It’s not a secret: making stories more visual attracts readers while enhancing the content. These two reports remind us how true that is.
In the past few days, we have seen two reports that highlight the importance of presenting stories in a more visual manner.
First, The New York Times’ own internal report, in which those involved concluded that :
“The report needs to become more visual. The Times has an unparalleled reputation for excellence in visual journalism. We have defined multimedia storytelling for the news industry and established ourselves as the clear leader. Yet despite our excellence, not enough of our report uses digital storytelling tools that allow for richer and more engaging journalism. Too much of our daily report remains dominated by long strings of text.”
Second, the release of the 8th annual world news media innovation study, from the Innovation Research Group (IRG) and the World Association of Newspapers and News Publishers (WAN-IFRA). In that study, respondents “overwhelmingly identified editorial and products as the key areas for investment in the next year.

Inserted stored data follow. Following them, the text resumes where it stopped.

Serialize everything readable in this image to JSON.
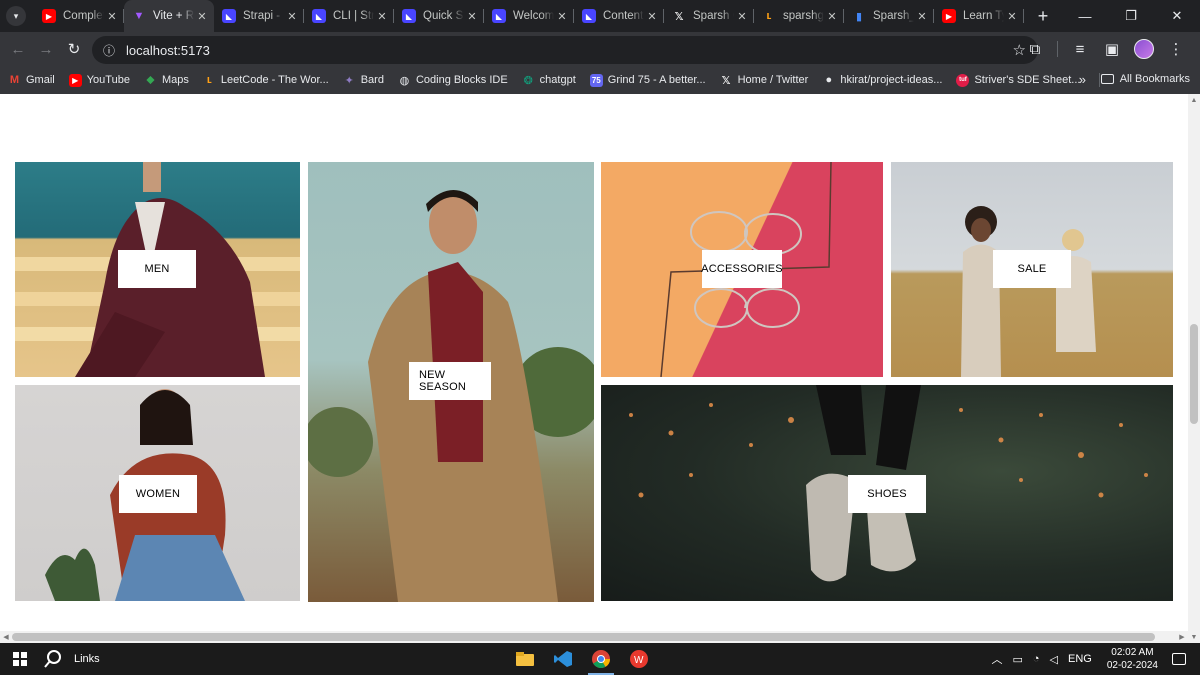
{
  "browser": {
    "tabs": [
      {
        "title": "Complete",
        "favicon": "youtube-icon",
        "color": "#ff0000",
        "active": false
      },
      {
        "title": "Vite + React",
        "favicon": "vite-icon",
        "color": "#a259ff",
        "active": true
      },
      {
        "title": "Strapi - C",
        "favicon": "strapi-icon",
        "color": "#4945ff",
        "active": false
      },
      {
        "title": "CLI | Strapi",
        "favicon": "strapi-icon",
        "color": "#4945ff",
        "active": false
      },
      {
        "title": "Quick Start",
        "favicon": "strapi-icon",
        "color": "#4945ff",
        "active": false
      },
      {
        "title": "Welcome",
        "favicon": "strapi-icon",
        "color": "#4945ff",
        "active": false
      },
      {
        "title": "Content",
        "favicon": "strapi-icon",
        "color": "#4945ff",
        "active": false
      },
      {
        "title": "Sparsh G",
        "favicon": "x-icon",
        "color": "#000000",
        "active": false
      },
      {
        "title": "sparshg",
        "favicon": "leetcode-icon",
        "color": "#ffa116",
        "active": false
      },
      {
        "title": "Sparsh_g",
        "favicon": "chart-icon",
        "color": "#4285f4",
        "active": false
      },
      {
        "title": "Learn Ty",
        "favicon": "youtube-icon",
        "color": "#ff0000",
        "active": false
      }
    ],
    "address": "localhost:5173",
    "bookmarks": [
      {
        "label": "Gmail",
        "icon": "gmail-icon",
        "color": "#ea4335"
      },
      {
        "label": "YouTube",
        "icon": "youtube-icon",
        "color": "#ff0000"
      },
      {
        "label": "Maps",
        "icon": "maps-icon",
        "color": "#34a853"
      },
      {
        "label": "LeetCode - The Wor...",
        "icon": "leetcode-icon",
        "color": "#ffa116"
      },
      {
        "label": "Bard",
        "icon": "bard-icon",
        "color": "#8e7cc3"
      },
      {
        "label": "Coding Blocks IDE",
        "icon": "globe-icon",
        "color": "#5f6368"
      },
      {
        "label": "chatgpt",
        "icon": "chatgpt-icon",
        "color": "#10a37f"
      },
      {
        "label": "Grind 75 - A better...",
        "icon": "grind-icon",
        "color": "#6366f1"
      },
      {
        "label": "Home / Twitter",
        "icon": "x-icon",
        "color": "#000000"
      },
      {
        "label": "hkirat/project-ideas...",
        "icon": "github-icon",
        "color": "#24292f"
      },
      {
        "label": "Striver's SDE Sheet...",
        "icon": "tuf-icon",
        "color": "#e11d48"
      }
    ],
    "all_bookmarks_label": "All Bookmarks"
  },
  "page": {
    "categories": [
      {
        "id": "men",
        "label": "MEN"
      },
      {
        "id": "new-season",
        "label": "NEW SEASON"
      },
      {
        "id": "accessories",
        "label": "ACCESSORIES"
      },
      {
        "id": "sale",
        "label": "SALE"
      },
      {
        "id": "women",
        "label": "WOMEN"
      },
      {
        "id": "shoes",
        "label": "SHOES"
      }
    ]
  },
  "taskbar": {
    "search_label": "Links",
    "language": "ENG",
    "time": "02:02 AM",
    "date": "02-02-2024"
  },
  "colors": {
    "chrome_dark": "#202124",
    "chrome_toolbar": "#35363a",
    "page_bg": "#ffffff",
    "label_bg": "#ffffff"
  }
}
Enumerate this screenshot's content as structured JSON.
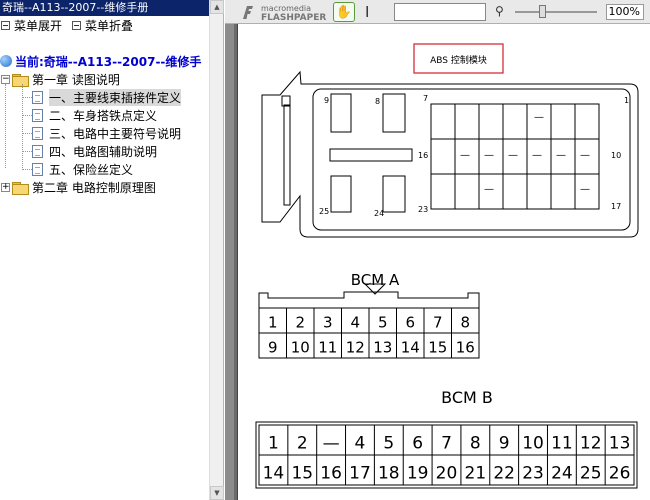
{
  "window": {
    "title": "奇瑞--A113--2007--维修手册"
  },
  "toolbar": {
    "expand_label": "菜单展开",
    "collapse_label": "菜单折叠"
  },
  "tree": {
    "current_label": "当前:奇瑞--A113--2007--维修手",
    "chapters": [
      {
        "label": "第一章  读图说明",
        "expanded": true,
        "expander": "−",
        "items": [
          {
            "label": "一、主要线束插接件定义",
            "selected": true
          },
          {
            "label": "二、车身搭铁点定义",
            "selected": false
          },
          {
            "label": "三、电路中主要符号说明",
            "selected": false
          },
          {
            "label": "四、电路图辅助说明",
            "selected": false
          },
          {
            "label": "五、保险丝定义",
            "selected": false
          }
        ]
      },
      {
        "label": "第二章  电路控制原理图",
        "expanded": false,
        "expander": "+"
      }
    ]
  },
  "viewer": {
    "brand_top": "macromedia",
    "brand_bottom": "FLASHPAPER",
    "search_value": "",
    "zoom": "100%",
    "slider_level": 0.34
  },
  "document": {
    "abs_label": "ABS 控制模块",
    "abs_pins": {
      "p9": "9",
      "p8": "8",
      "p7": "7",
      "p1": "1",
      "p16": "16",
      "p10": "10",
      "p25": "25",
      "p24": "24",
      "p23": "23",
      "p17": "17",
      "dash": "—"
    },
    "bcm_a": {
      "title": "BCM  A",
      "row1": [
        "1",
        "2",
        "3",
        "4",
        "5",
        "6",
        "7",
        "8"
      ],
      "row2": [
        "9",
        "10",
        "11",
        "12",
        "13",
        "14",
        "15",
        "16"
      ]
    },
    "bcm_b": {
      "title": "BCM  B",
      "row1": [
        "1",
        "2",
        "—",
        "4",
        "5",
        "6",
        "7",
        "8",
        "9",
        "10",
        "11",
        "12",
        "13"
      ],
      "row2": [
        "14",
        "15",
        "16",
        "17",
        "18",
        "19",
        "20",
        "21",
        "22",
        "23",
        "24",
        "25",
        "26"
      ]
    }
  },
  "colors": {
    "title_bar": "#0b246a",
    "current_text": "#0000d0",
    "abs_box": "#d0202a",
    "viewer_bg": "#8c8c8c",
    "hand_tool_border": "#5a9a3a"
  },
  "icons": [
    "folder-icon",
    "document-icon",
    "globe-icon",
    "hand-tool-icon",
    "text-select-icon",
    "search-icon",
    "scroll-up-arrow-icon",
    "scroll-down-arrow-icon"
  ]
}
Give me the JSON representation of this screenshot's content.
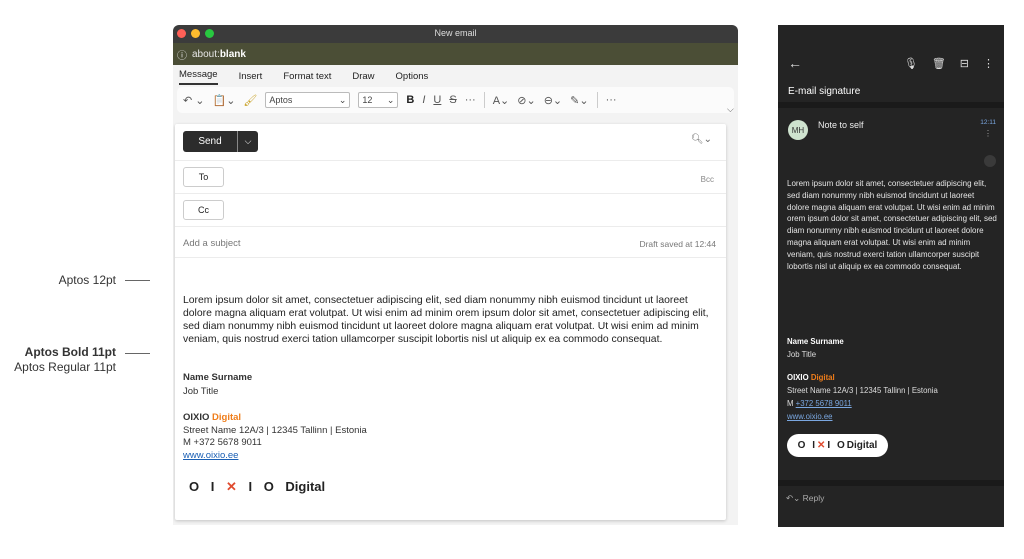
{
  "annotations": {
    "regular12": "Aptos 12pt",
    "bold11": "Aptos Bold 11pt",
    "regular11": "Aptos Regular 11pt"
  },
  "window": {
    "title": "New email",
    "address_prefix": "about:",
    "address_bold": "blank",
    "info_icon": "info-icon",
    "traffic_colors": [
      "#ff5f57",
      "#febc2e",
      "#28c840"
    ]
  },
  "menu": [
    "Message",
    "Insert",
    "Format text",
    "Draw",
    "Options"
  ],
  "toolbar": {
    "font_name": "Aptos",
    "font_size": "12",
    "more": "···"
  },
  "compose": {
    "send_label": "Send",
    "to_label": "To",
    "cc_label": "Cc",
    "bcc_label": "Bcc",
    "subject_placeholder": "Add a subject",
    "draft_status": "Draft saved at 12:44",
    "body": "Lorem ipsum dolor sit amet, consectetuer adipiscing elit, sed diam nonummy nibh euismod tincidunt ut laoreet dolore magna aliquam erat volutpat. Ut wisi enim ad minim orem ipsum dolor sit amet, consectetuer adipiscing elit, sed diam nonummy nibh euismod tincidunt ut laoreet dolore magna aliquam erat volutpat. Ut wisi enim ad minim veniam, quis nostrud exerci tation ullamcorper suscipit lobortis nisl ut aliquip ex ea commodo consequat."
  },
  "signature": {
    "name": "Name Surname",
    "title": "Job Title",
    "org_primary": "OIXIO",
    "org_accent": "Digital",
    "address": "Street Name 12A/3 | 12345 Tallinn | Estonia",
    "mobile": "M +372 5678 9011",
    "mobile_prefix": "M ",
    "mobile_number": "+372 5678 9011",
    "website": "www.oixio.ee",
    "logo_text": "OIXIO Digital",
    "accent_color": "#ef7d1a"
  },
  "mobile": {
    "subject": "E-mail signature",
    "avatar_initials": "MH",
    "sender": "Note to self",
    "time": "12:11",
    "reply_label": "Reply"
  }
}
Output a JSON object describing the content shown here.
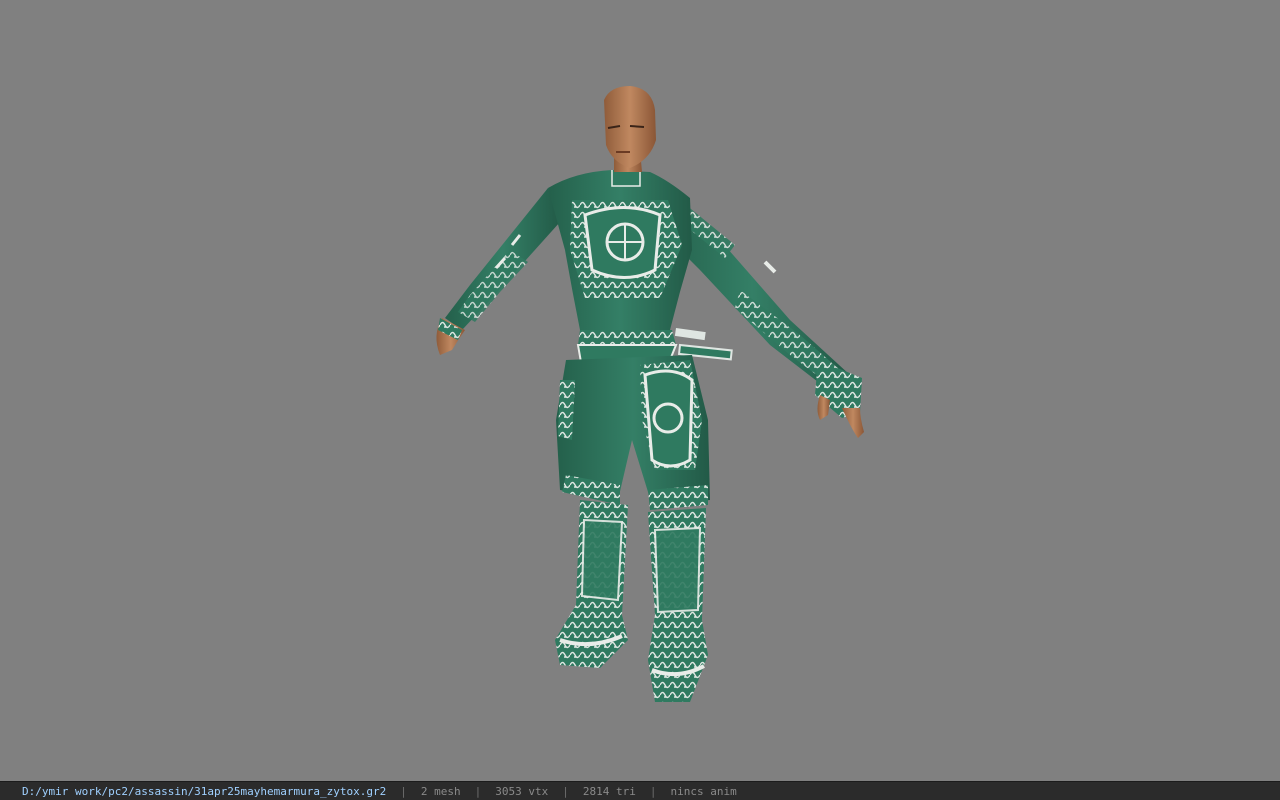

These opportunities were seen as a much greater priority than more people-oriented efforts such as restructuring, working across organizations boundaries and developing their sales team.”
The study cited two top priorities for publishers to consider: Develop new products within the media sector and and generate more visual content.
I agree with these assertions and hope that more publishers, editors and designers will sharpen their pencils, take a look at what they do with storytelling at their publications, and start creating better and more visual storytelling strategies. It all begins with a look at how stories are presented on mobile devices. Concentrate on that article page and it could be more powerful, easier to navigate and with innovative story forms that do not rely solely on the traditional structures of headlines, summary and text.